MGH is among a handful of authorized treatment centers that have been working with Vertex to get ready for exa-cel's launch. Azar likens the network to one that Somerville's bluebird bio Inc. (Nasdaq: BLUE) set up for its own gene therapy programs last year.
Within MGH, Azar and his colleagues have elected to set up a system not unlike the process for receiving an organ transplant. Practitioners across the hematology, bone marrow and aphoresis divisions come together to evaluate a patient's fitness for the new treatment. They'll then bring in dedicated nurse navigators and social workers to guide patients through the process.
"It's a very complicated process from beginning to end," Azar said.
A patent issue resurfaces
Meanwhile, however, one dormant issue brings the threat of delayed treatment: a potential intellectual property dispute.
CRISPR/Cas9 was at the center of a yearslong patent battle between the Broad Institute of MIT and Harvard, where researcher Feng Zhang laid claim to the technology, and the University of California Berkeley, where Emmanuelle Charpentier and Jennifer Doudna did.
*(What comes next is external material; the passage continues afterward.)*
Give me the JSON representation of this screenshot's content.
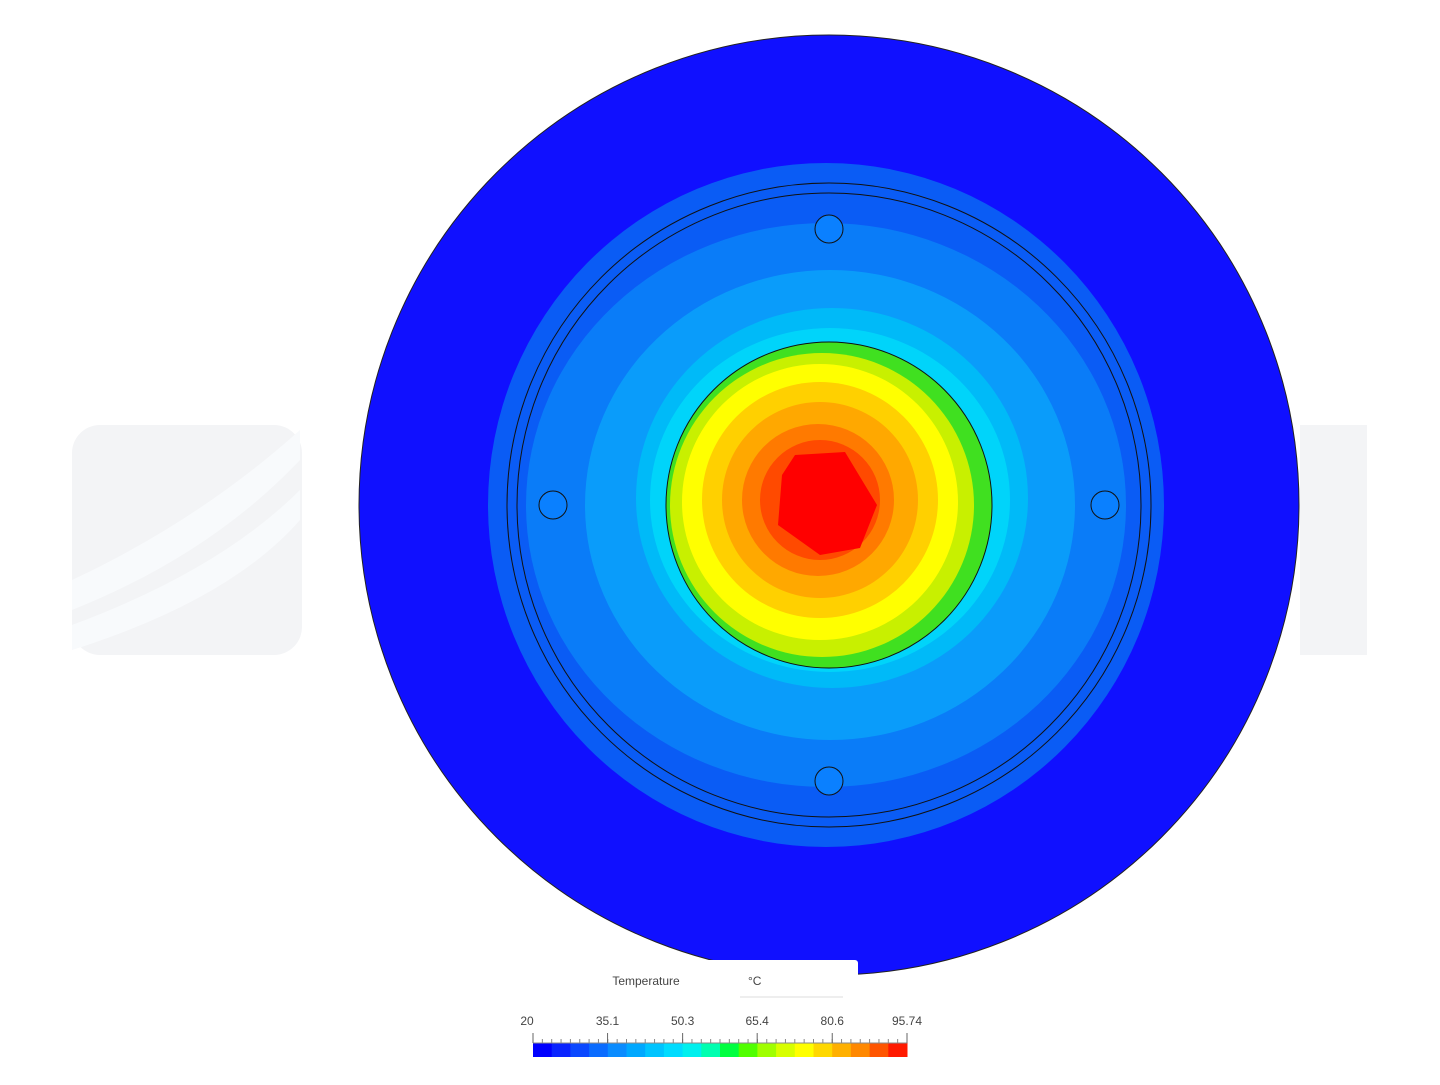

Charpentier and Doudna would go on to win the Nobel Prize in Chemistry in 2020, but less than two years later, the U.S. Patent and Trademark Office ruled that the patent belonged to the Broad.
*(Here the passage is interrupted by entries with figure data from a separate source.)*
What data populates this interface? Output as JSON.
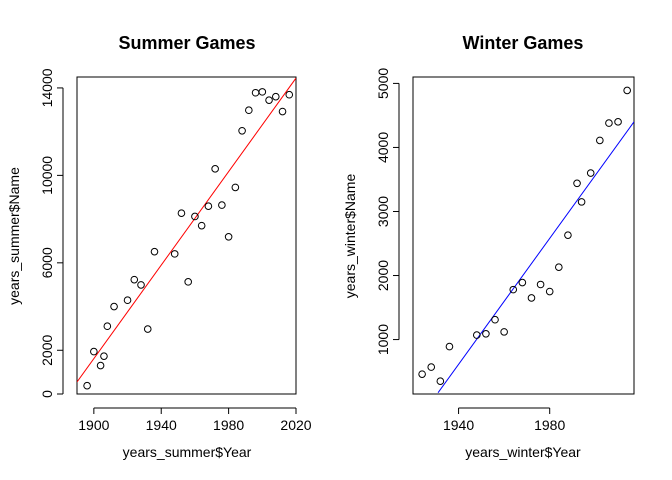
{
  "colors": {
    "summer_fit": "#ff0000",
    "winter_fit": "#0000ff",
    "points": "#000000",
    "axes": "#000000"
  },
  "chart_data": [
    {
      "type": "scatter",
      "title": "Summer Games",
      "xlabel": "years_summer$Year",
      "ylabel": "years_summer$Name",
      "xlim": [
        1890,
        2020
      ],
      "ylim": [
        0,
        14500
      ],
      "xticks": [
        1900,
        1940,
        1980,
        2020
      ],
      "xtick_labels": [
        "1900",
        "1940",
        "1980",
        "2020"
      ],
      "yticks": [
        0,
        2000,
        6000,
        10000,
        14000
      ],
      "ytick_labels": [
        "0",
        "2000",
        "6000",
        "10000",
        "14000"
      ],
      "grid": false,
      "series": [
        {
          "x": [
            1896,
            1900,
            1904,
            1906,
            1908,
            1912,
            1920,
            1924,
            1928,
            1932,
            1936,
            1948,
            1952,
            1956,
            1960,
            1964,
            1968,
            1972,
            1976,
            1980,
            1984,
            1988,
            1992,
            1996,
            2000,
            2004,
            2008,
            2012,
            2016
          ],
          "y": [
            380,
            1940,
            1300,
            1730,
            3100,
            4000,
            4290,
            5230,
            4990,
            2970,
            6510,
            6410,
            8270,
            5130,
            8120,
            7700,
            8590,
            10300,
            8640,
            7190,
            9450,
            12040,
            12980,
            13780,
            13820,
            13440,
            13600,
            12920,
            13690
          ],
          "fit": {
            "x": [
              1890,
              2020
            ],
            "y": [
              550,
              14450
            ]
          }
        }
      ]
    },
    {
      "type": "scatter",
      "title": "Winter Games",
      "xlabel": "years_winter$Year",
      "ylabel": "years_winter$Name",
      "xlim": [
        1920,
        2017
      ],
      "ylim": [
        150,
        5100
      ],
      "xticks": [
        1940,
        1980
      ],
      "xtick_labels": [
        "1940",
        "1980"
      ],
      "yticks": [
        1000,
        2000,
        3000,
        4000,
        5000
      ],
      "ytick_labels": [
        "1000",
        "2000",
        "3000",
        "4000",
        "5000"
      ],
      "grid": false,
      "series": [
        {
          "x": [
            1924,
            1928,
            1932,
            1936,
            1948,
            1952,
            1956,
            1960,
            1964,
            1968,
            1972,
            1976,
            1980,
            1984,
            1988,
            1992,
            1994,
            1998,
            2002,
            2006,
            2010,
            2014
          ],
          "y": [
            460,
            570,
            350,
            890,
            1070,
            1090,
            1310,
            1120,
            1780,
            1890,
            1650,
            1860,
            1750,
            2130,
            2630,
            3440,
            3150,
            3600,
            4110,
            4380,
            4400,
            4890
          ],
          "fit": {
            "x": [
              1931,
              2017
            ],
            "y": [
              170,
              4400
            ]
          }
        }
      ]
    }
  ]
}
The patent dispute could rear its head again now because another local company, Cambridge-based Editas Medicine Inc. (Nasdaq: EDIT), aligned itself with the Broad — and it now owns the exclusive rights to the same CRISPR technology that underpins exa-cel. That could put Vertex and CRISPR Therapeutics in a tricky position, where they end up paying royalties to Editas or end up in a legal battle over the IP.
It's not clear if the companies have discussed a solution. A Vertex spokesperson said the company was confident in its patent position, while Editas spokesperson Cristi Barnett declined to discuss licensing conversations prior to signed agreements as a blanket policy.
"As the exclusive licensee, we are uniquely positioned to issue exclusive and non-exclusive sublicenses for Cas9 to any company seeking to use these enzymes to make human medicines, including in vivo and ex vivo uses," Barnett said. "We regularly engage in licensing discussions regarding this technology with other companies, and we can – and do – grant exclusive and non-exclusive licenses to our Cas9 and Cas12a patent estates so that other companies can leverage this technology to benefit patients."
Editas' new chief financial officer, Erick Lucera, has described out-licensing as an important part of the company's revenue model.
Maria Zacharakis, managing partner in the Boston office of IP law firm McCarter and English, says the parties would do well to reach a settlement, lest they risk delaying exa-cel's launch — and souring their images in the public eye. (Zacharakis has represented MIT, Harvard and Editas in other cases but emphasized she is not involved in the CRISPR patent situation and was not speaking on behalf of those entities.)
"It can either be resolved via litigation, which may potentially delay the therapies from entering the market, or it could be resolved more amicably by a cross-licensing agreement between the parties, putting the European and the U.S. markets across from the other," she said, noting that European patent organizations have favored the University of California over the Broad. "Now if it goes to litigation, potentially an injunction is possible. But again, the court and the entities involved would not be well served, from an industry perspective and an image perspective, by delaying the entry of these life-saving treatments to market."